By Britta Guerke, DPA,
London : As Penguin Books tells it, the idea of publishing good quality fiction in low-priced paperbacks arose on a railway platform. Waiting at Exeter station after a visit to English detective story writer Agatha Christie, publisher Allen Lane wanted something to read on the train back to London but found only popular magazines and reprints of Victorian novels.
He thought that good books should be available not only in bookshops but also in railway stations, tobacconists and chain stores. Several months later, Lane chose a penguin as the symbol for his new business, and the first Penguin paperbacks appeared in the summer of 1935.
The idea quickly caught on. Paperback publishing began to spread around the globe and firmly took hold after World War II.
“When Allen Lane founded Penguin in 1935 he had a pretty simple, but pretty radical idea: make great literature available to everyone at an affordable price and for it to appeal not just to the wallet, but to literary taste and the eye, with beautifully designed jackets and style,” John Makinson, current Penguin chief executive and chairman, said in a recent BBC interview.
Although they were not the first paperbacks ever – softcover editions of the classics had come out decades earlier, for example – they were the first to gain mass readership. Penguin sold three million copies the first year, at a time marked by the Great
Depression and an expansion of mass culture.
The books cost just sixpence, the same as a packet of cigarettes. Besides low price and quality content, the distinctive logotype contributed to the company’s huge success. The artist was a 21-year-old office junior dispatched to London Zoo to sketch the penguins.
Penguin’s first covers had a simple, two-tone horizontal grid design. The title and author’s name were written in the middle against a white background, and the top and bottom were of a colour signifying the genre: orange for fiction, blue for biography, green for crime.
Over the decades the covers evolved, and some titles are now considered classics of cover design.
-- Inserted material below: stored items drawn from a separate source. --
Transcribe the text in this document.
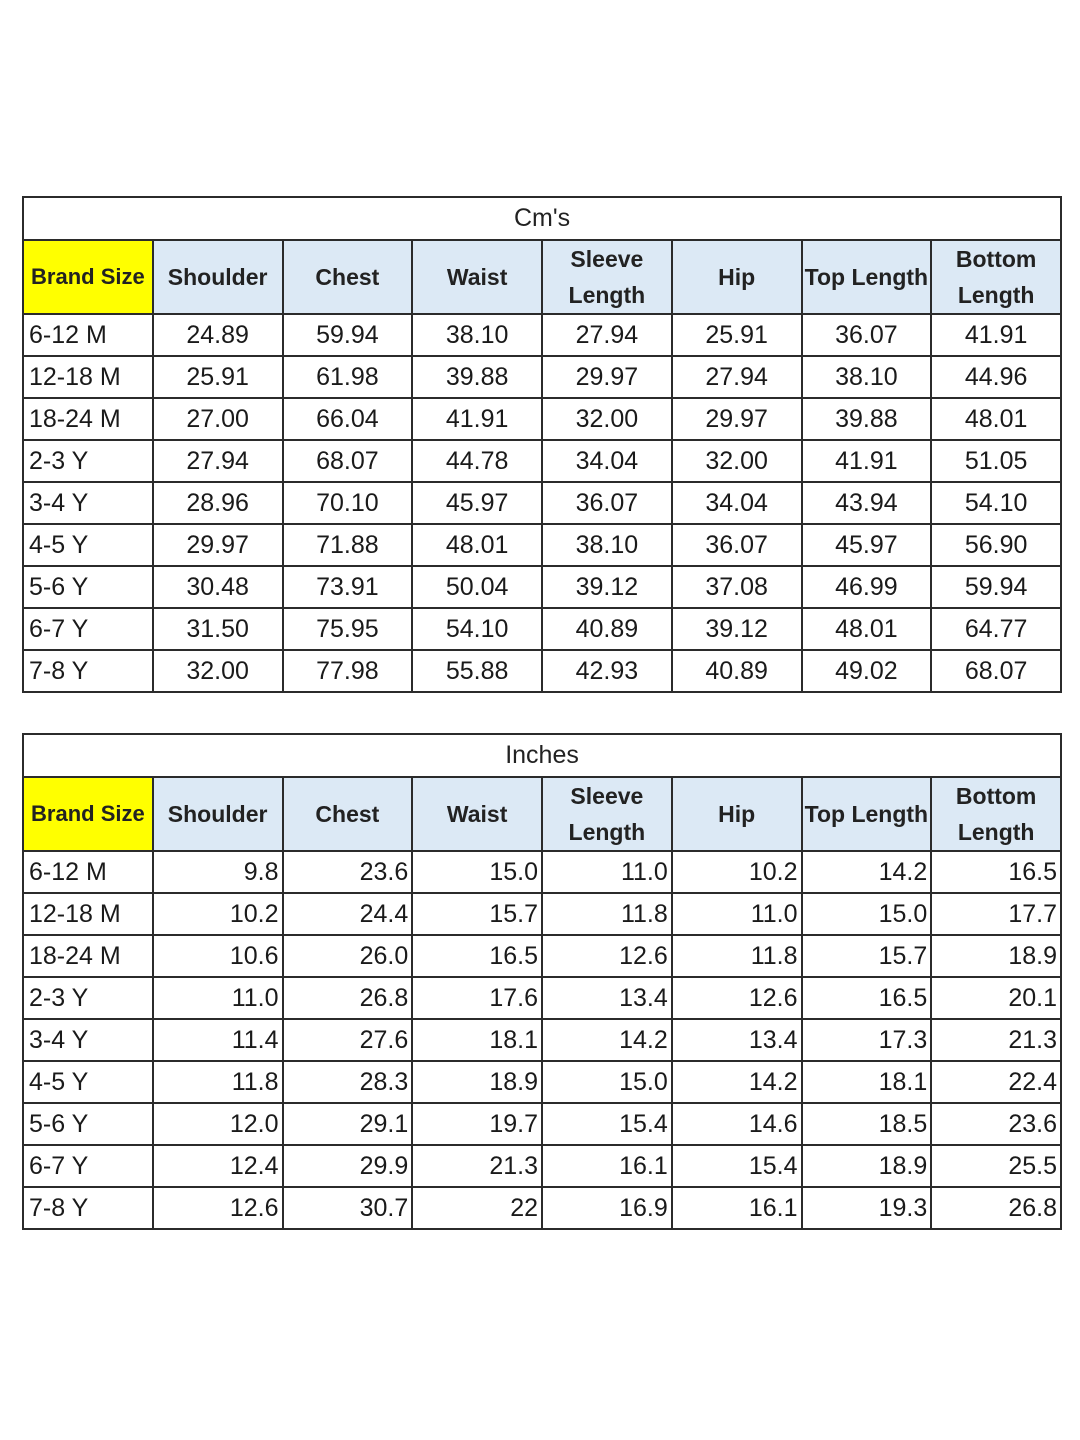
Cm's							
Brand Size	Shoulder	Chest	Waist	Sleeve Length	Hip	Top Length	Bottom Length
6-12 M	24.89	59.94	38.10	27.94	25.91	36.07	41.91
12-18 M	25.91	61.98	39.88	29.97	27.94	38.10	44.96
18-24 M	27.00	66.04	41.91	32.00	29.97	39.88	48.01
2-3 Y	27.94	68.07	44.78	34.04	32.00	41.91	51.05
3-4 Y	28.96	70.10	45.97	36.07	34.04	43.94	54.10
4-5 Y	29.97	71.88	48.01	38.10	36.07	45.97	56.90
5-6 Y	30.48	73.91	50.04	39.12	37.08	46.99	59.94
6-7 Y	31.50	75.95	54.10	40.89	39.12	48.01	64.77
7-8 Y	32.00	77.98	55.88	42.93	40.89	49.02	68.07
Inches							
Brand Size	Shoulder	Chest	Waist	Sleeve Length	Hip	Top Length	Bottom Length
6-12 M	9.8	23.6	15.0	11.0	10.2	14.2	16.5
12-18 M	10.2	24.4	15.7	11.8	11.0	15.0	17.7
18-24 M	10.6	26.0	16.5	12.6	11.8	15.7	18.9
2-3 Y	11.0	26.8	17.6	13.4	12.6	16.5	20.1
3-4 Y	11.4	27.6	18.1	14.2	13.4	17.3	21.3
4-5 Y	11.8	28.3	18.9	15.0	14.2	18.1	22.4
5-6 Y	12.0	29.1	19.7	15.4	14.6	18.5	23.6
6-7 Y	12.4	29.9	21.3	16.1	15.4	18.9	25.5
7-8 Y	12.6	30.7	22	16.9	16.1	19.3	26.8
Traditional publishers, and some authors, looked askance at the emergence of paperbacks. English writer George Orwell commented, “The Penguin Books are splendid value for sixpence, so splendid that if other publishers had any sense they would combine against them and suppress them.”
His colleague George Bernard Shaw said, “If a book is any good, the cheaper the better.”
Penguin has published many of the best-known writers in the English language. Its first authors included Ernest Hemingway and Agatha Christie. They were later joined by notables such as D.H. Lawrence and Salman Rushdie. Today the company is among the market
leaders in Britain, the US and several other countries.
Can Penguin survive in the age of the internet and e-books? “There’s nothing cool about owning enormous quantities of e-books,” Makinson said, adding that “the public still has a love affair with books, the physical product”.
While Penguin plans to adopt modern technology, Makinson said, “We’ve got to continue to try to emphasise the desirability of a physical book – the design, quality of printing, inventiveness in children’s books and strong design culture – and we need to keep investing in that.”